Larry Bolduc has been a truck driver for more than 25 years and is now the head of the family business Transport Raoul Bolduc in Girardville, Que., in the Saguenay/Lac-St-Jean region of Canada. He also launched another business in parallel, called Électrocamion. The business plan is to convert forestry or mining trucks into hybrid diesel-electric vehicles, whether they are new or existing.
Like many inventors before him, Bolduc first tested his mechanical concepts on himself, or on his truck, we should say. His massive Kenworth C500, which he uses every day to transport freshly felled trees to processing plants, became his hybridization laboratory.
Loads of 150 tons and more
In an interview with Transport Routier, he explains that an all-electric engine was not an option for very heavy off-road transport. And when we say very heavy, we’re talking about a gross vehicle weight of between 150 and 160 tons. “You’d have to have a trailer full of batteries,” he says to illustrate the commercial non-viability of an all-electric truck that carries its payload in battery weight.
On the other hand, he mused, backing up an electric motor with a diesel engine could make the latter consume less fuel when a power surge is required, such as when climbing a hill. And the good thing about a slope you climb is that it inevitably comes down on the other side, allowing the batteries to be recharged through regeneration.

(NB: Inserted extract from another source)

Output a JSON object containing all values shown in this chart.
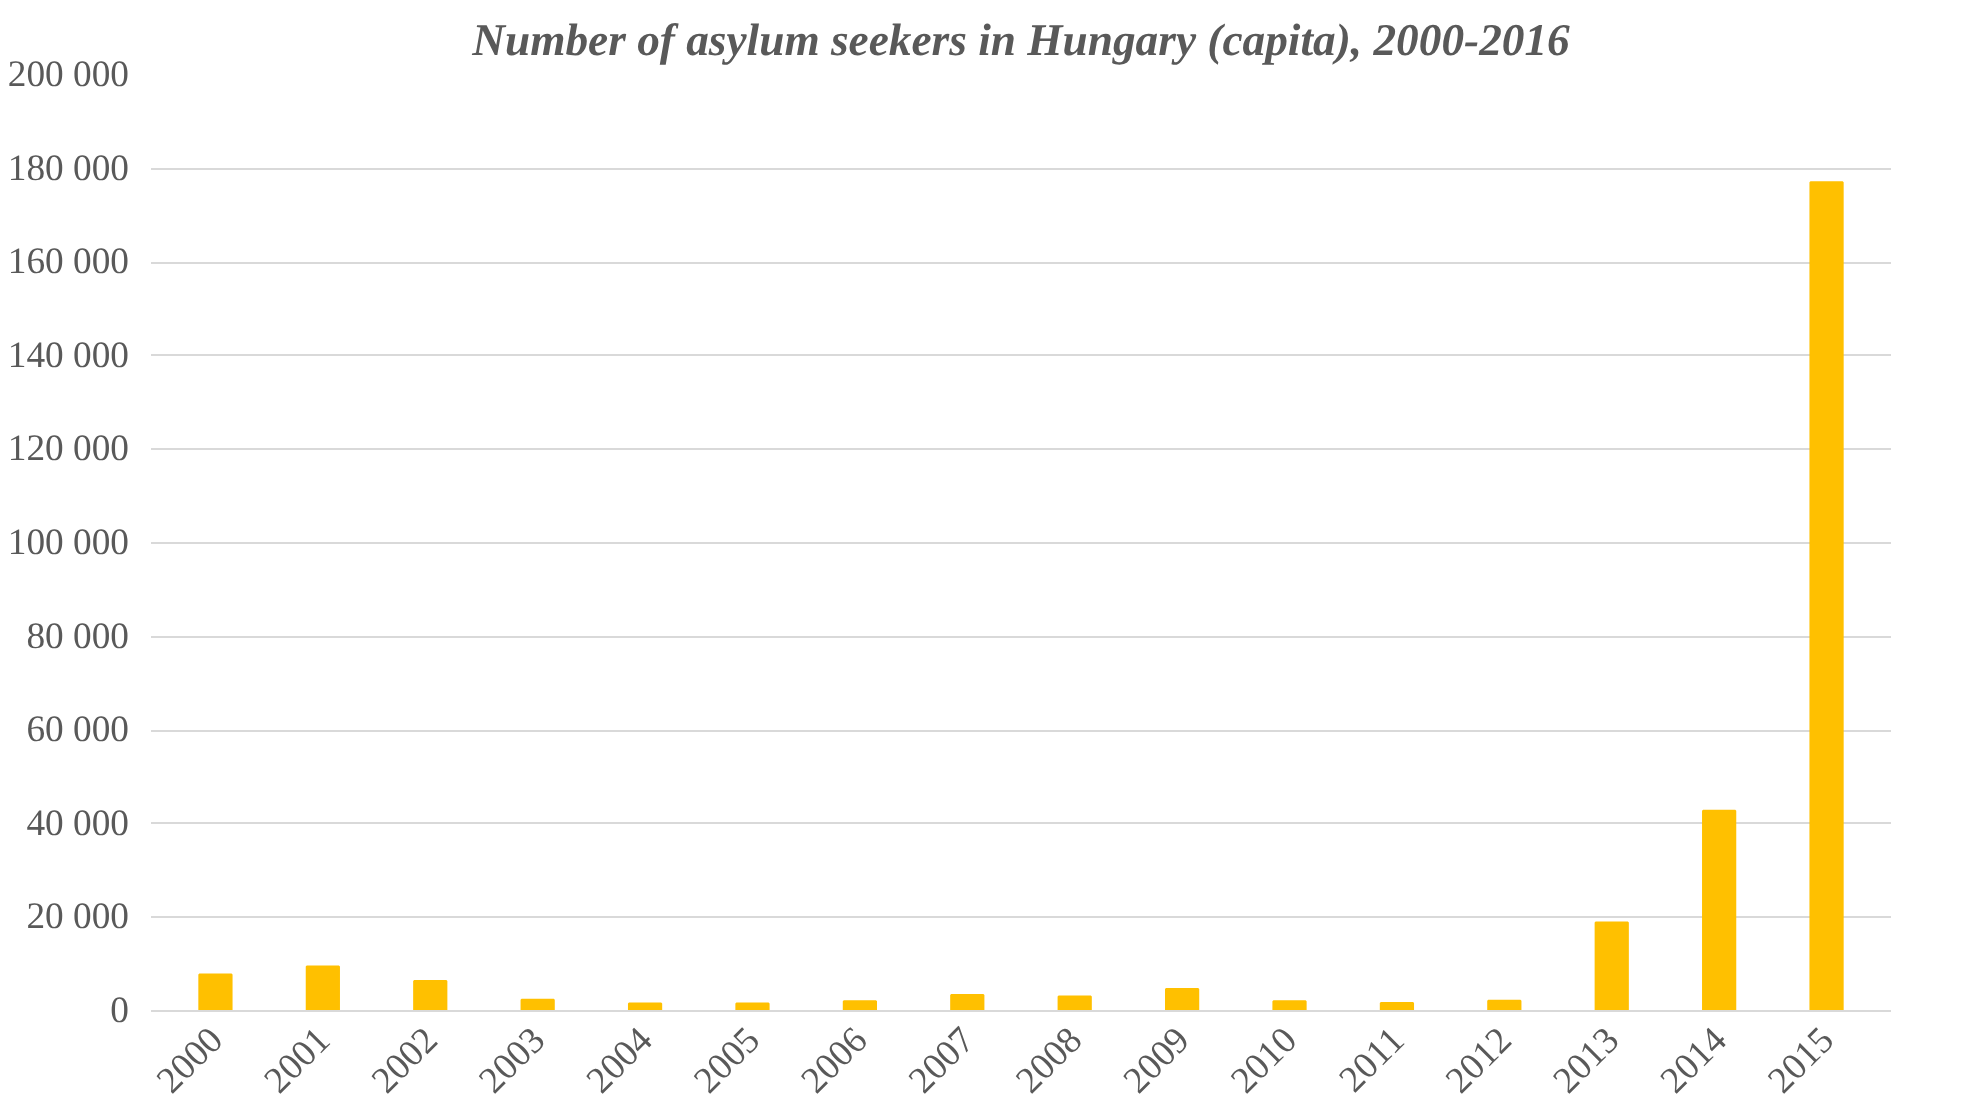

This regeneration also provides an estimated 240 hp of braking force, reducing wear on the service brakes as well as the engine brake. “You hardly ever use it, except when you have a really steep grade,” he says of the engine brake.
A team effort
His first discussions with the electric motor manufacturer TM4 (then part of Hydro-Québec) took place in 2009, when he was considering installing electric motors on his axles. It wasn’t until six years later, however, that the dream began to crystallize, when the folks at TM4 (now Dana-TM4) contacted him again. “It started to crystallize when the folks at TM4 made an engine and said, ‘We might have something for you.’ That really started in 2015,” he says.
The self-taught man has surrounded himself with people who could support him in his project to hybridize a truck of this size. Companies like Kenworth Quebec, to whom he turns when he has specific technical questions, researchers Jan Michaelsen and Dave Waknin of FPInnovations, LTS Marine for its first generation of batteries and the touch-screen on-board computer that manages the interaction of the diesel and electric engines, and the St-Félicien Diesel workshop for practical mechanical questions.
Based on experience with the current prototype, the contribution of the electric motor to reducing the effort of the big diesel Cummins, as well as its fuel consumption, is tangible. Asked to put a figure on these savings, he replies: “It depends on the sector. We’re looking at 12% to 15%. The more mountainous the areas, the more the regeneration savings there are.”